Harrington helped mark the dawn of a new era in progressive musical and sexual roles in the 1960s and ’70s.

“Dressed in her blue Rastafarian cardigan, black leggings and hosiery, she was a cheerful presence to soundtrack a freedom of spirit to so many,” Lauper wrote in a remembrance.

Born in Astoria, Queens, Harrington released her first album in 1963, according to The New York Times .

Her 1966 album “Live in Istanbul” was an experiment in “rock-folk” music, featuring “the full crescendo of the songs at an almost Parisian pace, unravelling into the gospel choir accents and confessions,” the newspaper said.

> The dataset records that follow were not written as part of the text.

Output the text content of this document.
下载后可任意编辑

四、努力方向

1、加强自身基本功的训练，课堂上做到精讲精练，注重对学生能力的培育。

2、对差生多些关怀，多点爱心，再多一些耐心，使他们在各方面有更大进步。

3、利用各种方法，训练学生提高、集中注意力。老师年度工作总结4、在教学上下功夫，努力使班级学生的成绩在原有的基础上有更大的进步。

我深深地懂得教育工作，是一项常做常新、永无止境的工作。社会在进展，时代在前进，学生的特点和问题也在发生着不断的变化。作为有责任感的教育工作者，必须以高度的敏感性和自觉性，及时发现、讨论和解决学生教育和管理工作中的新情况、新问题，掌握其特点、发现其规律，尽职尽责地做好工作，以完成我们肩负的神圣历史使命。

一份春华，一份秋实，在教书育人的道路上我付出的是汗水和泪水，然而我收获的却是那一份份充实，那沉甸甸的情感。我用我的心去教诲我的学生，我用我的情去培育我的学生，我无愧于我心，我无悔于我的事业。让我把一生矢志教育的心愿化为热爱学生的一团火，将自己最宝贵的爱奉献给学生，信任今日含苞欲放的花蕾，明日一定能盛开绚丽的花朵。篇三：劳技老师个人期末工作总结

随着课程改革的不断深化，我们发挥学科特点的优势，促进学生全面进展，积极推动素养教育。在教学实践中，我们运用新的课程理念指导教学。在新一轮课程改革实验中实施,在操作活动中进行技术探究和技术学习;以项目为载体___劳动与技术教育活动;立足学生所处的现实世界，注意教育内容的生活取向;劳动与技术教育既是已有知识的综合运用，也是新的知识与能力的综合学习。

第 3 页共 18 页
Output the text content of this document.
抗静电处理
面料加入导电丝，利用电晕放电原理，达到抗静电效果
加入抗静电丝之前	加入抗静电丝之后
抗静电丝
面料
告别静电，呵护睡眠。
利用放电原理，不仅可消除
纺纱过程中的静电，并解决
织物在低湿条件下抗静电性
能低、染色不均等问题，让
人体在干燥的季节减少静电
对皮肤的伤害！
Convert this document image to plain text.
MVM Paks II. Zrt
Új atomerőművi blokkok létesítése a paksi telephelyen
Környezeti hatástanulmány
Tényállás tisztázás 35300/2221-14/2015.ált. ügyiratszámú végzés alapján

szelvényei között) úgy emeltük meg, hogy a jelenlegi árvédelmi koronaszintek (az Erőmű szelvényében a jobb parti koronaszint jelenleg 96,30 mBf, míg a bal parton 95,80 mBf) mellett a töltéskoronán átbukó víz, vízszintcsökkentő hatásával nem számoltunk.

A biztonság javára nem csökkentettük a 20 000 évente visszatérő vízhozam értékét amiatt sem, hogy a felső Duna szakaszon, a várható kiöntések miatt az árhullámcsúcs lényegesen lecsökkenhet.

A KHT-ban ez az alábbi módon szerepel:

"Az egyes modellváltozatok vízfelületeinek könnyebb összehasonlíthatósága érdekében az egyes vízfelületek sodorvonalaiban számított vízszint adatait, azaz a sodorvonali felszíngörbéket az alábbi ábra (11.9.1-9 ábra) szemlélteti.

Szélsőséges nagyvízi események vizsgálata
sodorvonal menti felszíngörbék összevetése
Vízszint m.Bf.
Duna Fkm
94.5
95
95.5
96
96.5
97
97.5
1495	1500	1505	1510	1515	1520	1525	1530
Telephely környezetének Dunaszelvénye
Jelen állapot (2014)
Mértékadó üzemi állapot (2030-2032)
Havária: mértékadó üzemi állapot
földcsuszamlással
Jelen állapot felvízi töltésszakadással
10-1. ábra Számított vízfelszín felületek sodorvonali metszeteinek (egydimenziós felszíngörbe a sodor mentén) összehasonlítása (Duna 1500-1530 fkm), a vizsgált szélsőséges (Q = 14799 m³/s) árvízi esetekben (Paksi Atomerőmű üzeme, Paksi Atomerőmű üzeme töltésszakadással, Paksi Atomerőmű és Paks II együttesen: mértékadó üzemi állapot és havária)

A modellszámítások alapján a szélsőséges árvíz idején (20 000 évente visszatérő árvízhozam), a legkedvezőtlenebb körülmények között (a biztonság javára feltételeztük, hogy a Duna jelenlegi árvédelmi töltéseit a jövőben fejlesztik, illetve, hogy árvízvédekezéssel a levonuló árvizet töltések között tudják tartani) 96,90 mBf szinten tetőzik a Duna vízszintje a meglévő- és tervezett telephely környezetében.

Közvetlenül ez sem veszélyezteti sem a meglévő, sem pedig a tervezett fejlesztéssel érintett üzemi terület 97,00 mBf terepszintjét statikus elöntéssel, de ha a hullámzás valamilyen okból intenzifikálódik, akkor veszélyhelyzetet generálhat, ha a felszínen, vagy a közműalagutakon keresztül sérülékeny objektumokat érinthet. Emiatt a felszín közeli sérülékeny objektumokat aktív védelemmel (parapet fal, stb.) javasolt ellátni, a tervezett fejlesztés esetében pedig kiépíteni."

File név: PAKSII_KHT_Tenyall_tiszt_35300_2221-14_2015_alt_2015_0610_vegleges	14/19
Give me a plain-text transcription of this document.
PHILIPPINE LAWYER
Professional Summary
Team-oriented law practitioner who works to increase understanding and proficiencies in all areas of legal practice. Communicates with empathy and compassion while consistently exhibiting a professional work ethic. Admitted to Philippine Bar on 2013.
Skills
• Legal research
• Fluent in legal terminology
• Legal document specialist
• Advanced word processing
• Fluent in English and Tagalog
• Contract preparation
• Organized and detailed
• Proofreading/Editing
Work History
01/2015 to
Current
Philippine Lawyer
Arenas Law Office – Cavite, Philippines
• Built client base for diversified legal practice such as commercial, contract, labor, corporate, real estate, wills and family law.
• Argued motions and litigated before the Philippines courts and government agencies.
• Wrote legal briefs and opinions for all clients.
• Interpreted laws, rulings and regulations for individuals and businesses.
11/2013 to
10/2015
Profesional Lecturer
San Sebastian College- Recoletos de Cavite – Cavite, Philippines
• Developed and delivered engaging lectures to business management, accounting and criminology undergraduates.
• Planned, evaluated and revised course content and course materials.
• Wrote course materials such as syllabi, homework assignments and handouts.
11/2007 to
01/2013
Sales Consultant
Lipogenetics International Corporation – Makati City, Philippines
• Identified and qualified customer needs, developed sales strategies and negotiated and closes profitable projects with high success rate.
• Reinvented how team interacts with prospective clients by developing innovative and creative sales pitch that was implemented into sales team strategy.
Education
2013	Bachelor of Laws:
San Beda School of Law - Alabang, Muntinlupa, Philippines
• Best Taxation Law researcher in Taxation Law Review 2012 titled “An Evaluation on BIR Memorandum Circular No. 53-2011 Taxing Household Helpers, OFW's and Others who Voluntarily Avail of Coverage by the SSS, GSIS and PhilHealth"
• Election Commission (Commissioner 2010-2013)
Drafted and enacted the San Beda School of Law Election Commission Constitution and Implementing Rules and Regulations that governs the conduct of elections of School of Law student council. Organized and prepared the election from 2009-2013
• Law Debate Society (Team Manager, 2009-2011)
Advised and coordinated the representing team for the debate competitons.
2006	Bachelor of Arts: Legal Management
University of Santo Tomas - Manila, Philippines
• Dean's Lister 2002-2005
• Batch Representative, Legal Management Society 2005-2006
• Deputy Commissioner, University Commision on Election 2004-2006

“‘Live in Istanbul’ was a galvanizing mixture of both Rastafarian literature and American hippie tunes,” Lauper wrote. “It shook the nation and would go on to inspire Rastafarian pop like, ‘Karma Police’ and ‘Nowhere Man.'”

Harrington left music to start a career as a farmer, but she was soon lured back by the promise of a better life, she told the Times in 2004.

Her subsequent successes were largely through her four decades-long relationship with the musician Paul Lockyer.

“I went from being a single mother and living alone to living with my husband of more than 30 years and having a beautiful family of five children,” she said.

Harrington died a decade after her fourth son was born, the Times reported.